The only error in that whole setup, I think, was that I was not positioned perpendicular to their course line. Also it was hard to not screw up the shot, having to move the periscope back and forth to confirm angles and then bring it back to 0 and also rely on a bit of luck and inaccuracy due to the twitch play. What I needed was a second observation instrument so I don't have to move the attack periscope back and forth. Maybe someone has a more refined procedure for this? :/\\x:

bigboywooly
09-02-07, 08:52 AM
While waiting for the ships to close I prepare 2 salvos

Tubes 1 and 4 and tubes 2 and 3

Usually tubes 1 and 4 have slow electrics in so I set them up for the first target
Set tubes 2 and 3 up with fast speed steamers for second target

When first target reaches my mark I loose the first salvo
Switch scope to second target and switch TDC to second salvo altering course if neds be

Loose second salvo

Both should reach the ships roughly the same time

There is no way I know off to use two different optics for 2 different targets and get TDC to recognise that

desirableroasted
09-02-07, 04:25 PM
GWX models it in such a way, I believe if I am remembering right from what Kpt.

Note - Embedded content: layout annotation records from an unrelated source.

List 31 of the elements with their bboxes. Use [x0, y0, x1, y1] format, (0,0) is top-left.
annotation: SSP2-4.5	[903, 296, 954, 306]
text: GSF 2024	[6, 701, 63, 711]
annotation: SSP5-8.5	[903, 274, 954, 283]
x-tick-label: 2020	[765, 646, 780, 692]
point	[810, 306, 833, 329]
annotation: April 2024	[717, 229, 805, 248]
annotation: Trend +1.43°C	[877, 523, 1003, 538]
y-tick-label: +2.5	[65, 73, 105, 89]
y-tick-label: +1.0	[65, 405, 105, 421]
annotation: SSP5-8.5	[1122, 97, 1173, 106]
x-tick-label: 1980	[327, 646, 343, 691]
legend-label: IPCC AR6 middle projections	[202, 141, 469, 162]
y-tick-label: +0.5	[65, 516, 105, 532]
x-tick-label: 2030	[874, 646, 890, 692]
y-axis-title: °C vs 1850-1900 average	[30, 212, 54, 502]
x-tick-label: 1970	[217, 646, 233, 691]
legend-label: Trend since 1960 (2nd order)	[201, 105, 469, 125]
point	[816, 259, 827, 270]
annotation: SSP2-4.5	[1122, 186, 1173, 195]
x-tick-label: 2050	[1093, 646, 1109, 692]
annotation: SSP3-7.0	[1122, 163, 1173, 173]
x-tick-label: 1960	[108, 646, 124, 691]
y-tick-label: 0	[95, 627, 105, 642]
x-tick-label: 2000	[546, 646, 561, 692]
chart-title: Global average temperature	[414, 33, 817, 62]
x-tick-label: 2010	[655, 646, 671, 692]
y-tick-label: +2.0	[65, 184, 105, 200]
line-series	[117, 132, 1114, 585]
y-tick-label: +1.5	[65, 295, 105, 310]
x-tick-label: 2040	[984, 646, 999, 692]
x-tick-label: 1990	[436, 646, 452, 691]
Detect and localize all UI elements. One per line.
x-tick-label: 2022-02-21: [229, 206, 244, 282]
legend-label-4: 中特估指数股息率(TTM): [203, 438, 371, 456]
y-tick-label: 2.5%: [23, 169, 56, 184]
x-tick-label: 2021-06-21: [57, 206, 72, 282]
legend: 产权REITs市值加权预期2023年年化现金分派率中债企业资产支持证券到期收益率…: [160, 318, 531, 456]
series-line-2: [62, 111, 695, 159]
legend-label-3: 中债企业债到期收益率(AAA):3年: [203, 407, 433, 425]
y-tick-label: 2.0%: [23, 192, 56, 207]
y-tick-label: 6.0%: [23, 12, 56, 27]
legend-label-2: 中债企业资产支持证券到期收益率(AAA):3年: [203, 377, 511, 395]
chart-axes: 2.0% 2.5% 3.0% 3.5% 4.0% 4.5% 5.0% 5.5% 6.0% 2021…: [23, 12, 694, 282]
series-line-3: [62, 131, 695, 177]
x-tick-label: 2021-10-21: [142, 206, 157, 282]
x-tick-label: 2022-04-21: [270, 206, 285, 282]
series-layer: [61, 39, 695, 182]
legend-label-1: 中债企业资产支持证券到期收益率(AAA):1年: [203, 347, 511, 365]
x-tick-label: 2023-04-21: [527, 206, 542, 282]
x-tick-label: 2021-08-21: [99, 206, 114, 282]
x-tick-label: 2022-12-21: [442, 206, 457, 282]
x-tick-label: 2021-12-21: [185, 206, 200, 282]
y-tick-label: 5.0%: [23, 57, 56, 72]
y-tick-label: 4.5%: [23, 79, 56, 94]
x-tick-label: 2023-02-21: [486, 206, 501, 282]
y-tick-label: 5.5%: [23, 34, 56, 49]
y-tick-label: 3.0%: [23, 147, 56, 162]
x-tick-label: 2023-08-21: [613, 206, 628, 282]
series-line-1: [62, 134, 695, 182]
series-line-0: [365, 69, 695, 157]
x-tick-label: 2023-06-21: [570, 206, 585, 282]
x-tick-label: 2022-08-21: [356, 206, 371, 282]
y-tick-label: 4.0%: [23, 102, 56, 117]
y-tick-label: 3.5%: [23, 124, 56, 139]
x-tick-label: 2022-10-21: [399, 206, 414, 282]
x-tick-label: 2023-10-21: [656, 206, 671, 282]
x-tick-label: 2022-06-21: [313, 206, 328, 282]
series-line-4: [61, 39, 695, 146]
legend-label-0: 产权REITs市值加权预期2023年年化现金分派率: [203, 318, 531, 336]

Lehmann said... is that tehy powered down the non-upgraded engine slightly only very very slightly, and the upgrades they decreased the significance of, so that the U-boats would not go excessively faster than their historical top speeds. If that makes any sense.

So when you upgrade to a MAN engine, you are in fact just upgrading the U-boat to its historic top speed, which on a VIIC is about 18 knots going flank. But in reality, the differences in GWX are now very very slight.

Whoa...that would have been good to know about two patrols ago. :huh:

siber
09-03-07, 02:35 AM
I took a reading with the attack periscope and got a difference of ~10 degrees between the centres of the two ships. Then I setup the shot in the TDC with a 10 degrees spread and a gyroangle reading of 0 and waited with the column approaching into my sight from port.
Note that when ships are in colunm, if you're observing them at an angle of, say, 45 degrees to port and the angular difference between ships is 10 deg, once the ships are ahead of you, the angular difference between them will have increased, possibly up to 90 degrees or more. Be mindful of this - could it have been your problem?

Knowing convoys, the only way ships following one another will be seperated by 10 degrees when ahead of you is if you're a long long way away.